Department of Psychology, Speech and Hearing, University of Canterbury, Christchurch, New Zealand.
Centre for Research on Self and Identity, School of Psychology, University of Southampton, Southampton, United Kingdom.
PLoS One. 2024 Oct 23;19(10):e0298842. doi: 10.1371/journal.pone.0298842. eCollection 2024.
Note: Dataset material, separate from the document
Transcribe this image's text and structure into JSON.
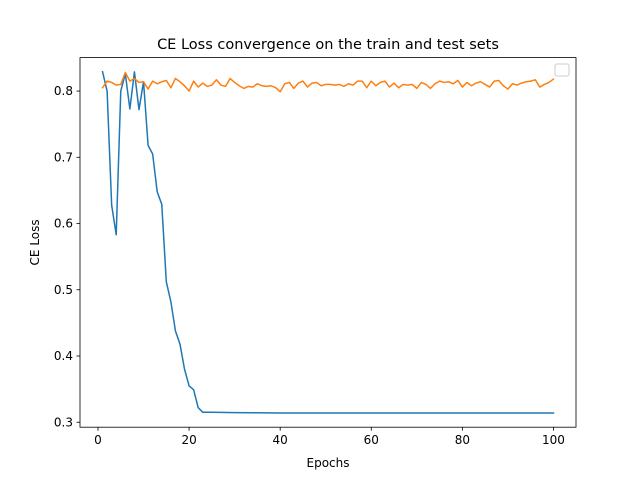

Five experiments (N = 2,204) examined responses to a realistic moral dilemma: a military pilot must decide whether to bomb a dangerous enemy target, also killing a bystander. Few people endorsed bombing when the bystander was an innocent civilian; however, when the bystander's identity was unknown, over twice as many people endorsed the bombing. Follow-up studies tested boundary conditions and found the effect to extend beyond modern-day conflicts in the Middle East, showing a similar pattern of judgment for a fictional war. Bombing endorsement was predicted by attitudes towards total war, the theory that there should be no distinction between military and civilian targets in wartime conflict. Bombing endorsement was lower for UK compared to US participants due to differences in total war attitudes. This work has implications for conflicts where unidentified bystanders are common by revealing a potentially deadly bias: people often assume unidentified bystanders are guilty unless proven innocent.
五个实验(N=2204)考察了人们对一个现实道德困境的反应:一名军事飞行员必须决定是否轰炸一个危险的敌方目标,同时也会杀死一名旁观者。当旁观者是无辜平民时,很少有人支持轰炸;然而,当旁观者的身份未知时,支持轰炸的人数是前者的两倍多。后续研究测试了边界条件,发现这种判断模式不仅限于现代中东冲突,对于虚构的战争也呈现出类似的判断模式。对总体战的态度预测了轰炸的支持,总体战理论认为在战时冲突中不应该区分军事和平民目标。与美国参与者相比,英国参与者的轰炸支持率较低,这是由于他们对总体战的态度存在差异。这项工作对于那些常见不明身份旁观者的冲突具有启示意义,因为它揭示了一种潜在的致命偏见:人们通常会假设不明身份的旁观者有罪,除非有证据证明他们无罪。